For the example input table that you’ve indicated:

what should the output table look like? Is this the expected output:

I’ve still not grasped the full significance of columns c1… c5. I understand they may change between rows but what difference does that make to your required output? Are you saying that if there are 3 differences between the rows between c1 and c5, than the observation would say “swing swing swing”?

What happens if there are two rows with 100 and two rows with -100? If any or all attributes in c1…c5 can change, then which rows would get compared, and how do you then decide what observations to write?

shubh · May 3, 2021, 6:38pm

That is the exact output, I am trying to achieve. Observation column will have a single “Swing” even when we have all column value swing. If I can get “Swing” logic, I can replicate the logic to find difference at column level -

…
if(column(c1)!==variable(C1))
observation = observation + "Swing in C1 "
…

For the records having same amount difference( 100 and 100). I can create one column abs(amt_diff) and then sort descending, so that, I’ll have those values one after another. And then I can attend these records manually. Right now, I do not have any theoretic logic for this.
Not sure if I can achieve the output using lag node after sorting.

Thank you very much for helping.

takbb · May 3, 2021, 7:02pm

From what I now understand, you can do what you require without iteration. The trick is to find all the rows with a non-zero amt_diff, and create a “temporary” column which is the amt_diff * -1. Call this negative_diff.

Then, you can split your data into two exact copies, and join them together to find all rows where amt_diff on one copy is the negative_diff on the other.

For the rows that match in that join, you mark them with the observation “Swing”. You then join those observations back to your original data set by row number and all those rows where there is a swing will be so marked.

I have attached a workflow as an example.

Others may have suggestions for doing this with iteration, but I don’t think you need to do it in this case.

KNIME_compare_rows 1.knwf (27.6 KB)

I hope that helps.
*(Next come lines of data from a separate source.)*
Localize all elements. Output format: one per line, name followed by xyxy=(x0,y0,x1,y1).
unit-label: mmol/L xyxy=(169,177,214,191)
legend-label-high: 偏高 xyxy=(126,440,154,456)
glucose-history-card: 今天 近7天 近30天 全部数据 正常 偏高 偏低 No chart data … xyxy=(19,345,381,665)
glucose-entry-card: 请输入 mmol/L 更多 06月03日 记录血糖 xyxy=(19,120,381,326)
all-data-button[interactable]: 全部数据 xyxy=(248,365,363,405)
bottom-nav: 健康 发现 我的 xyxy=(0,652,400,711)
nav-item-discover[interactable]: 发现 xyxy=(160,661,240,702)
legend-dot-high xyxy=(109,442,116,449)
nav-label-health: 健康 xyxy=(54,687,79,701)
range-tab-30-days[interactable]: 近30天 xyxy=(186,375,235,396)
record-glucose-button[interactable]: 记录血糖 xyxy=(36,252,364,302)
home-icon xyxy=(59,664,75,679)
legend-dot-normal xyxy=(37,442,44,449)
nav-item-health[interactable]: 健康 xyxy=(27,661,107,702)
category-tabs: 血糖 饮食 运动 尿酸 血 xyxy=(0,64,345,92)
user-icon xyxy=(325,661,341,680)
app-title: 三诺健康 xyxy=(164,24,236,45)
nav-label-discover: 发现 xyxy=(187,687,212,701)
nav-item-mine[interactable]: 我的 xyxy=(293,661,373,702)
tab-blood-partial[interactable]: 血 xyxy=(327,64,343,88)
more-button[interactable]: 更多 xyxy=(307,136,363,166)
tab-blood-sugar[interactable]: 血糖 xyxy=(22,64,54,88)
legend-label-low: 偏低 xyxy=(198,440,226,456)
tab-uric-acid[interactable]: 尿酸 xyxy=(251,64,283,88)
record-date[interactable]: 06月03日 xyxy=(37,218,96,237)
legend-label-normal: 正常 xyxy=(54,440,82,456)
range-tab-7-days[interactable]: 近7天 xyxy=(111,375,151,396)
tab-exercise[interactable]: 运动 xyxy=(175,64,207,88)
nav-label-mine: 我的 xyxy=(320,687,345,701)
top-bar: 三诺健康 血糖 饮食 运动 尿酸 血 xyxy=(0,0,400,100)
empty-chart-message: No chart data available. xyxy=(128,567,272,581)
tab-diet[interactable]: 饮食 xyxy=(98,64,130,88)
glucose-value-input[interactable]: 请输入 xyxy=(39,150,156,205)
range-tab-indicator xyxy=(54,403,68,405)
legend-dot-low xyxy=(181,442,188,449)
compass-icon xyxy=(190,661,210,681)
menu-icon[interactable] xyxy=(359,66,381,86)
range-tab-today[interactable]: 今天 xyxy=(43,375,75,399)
It will help you if you look at the individual outputs from each node to see what it is doing and hopefully with the comments I’ve included on the nodes it will make sense.

takbb · May 3, 2021, 8:06pm

Hi @shubh ,

In anticipation of the follow-up question (i.e. but how can I then determine the differences between the columns), here is one such solution which “cheats” a little in that I’ve written some code inside a “Column Expressions” node.

Prior to this node, the “Joiner” has now returned cols c1…c5 from both rows where there is a “Swing”. So one set of these columns is renamed to comp_c1… comp_c5. A new column called “col_diffs” is created into which the differences will be written, and then the Column Expressions node writes the differences it finds, using a loop (yes I know that’s an iteration of sorts too! ) …

KNIME_compare_rows 2.knwf (34.4 KB)

shubh · May 3, 2021, 8:20pm

just wow, I learned a lot. Thank you.

takbb · May 3, 2021, 8:21pm

No problem… I learned a lot too!

system · May 10, 2021, 8:22pm

This topic was automatically closed 7 days after the last reply. New replies are no longer allowed.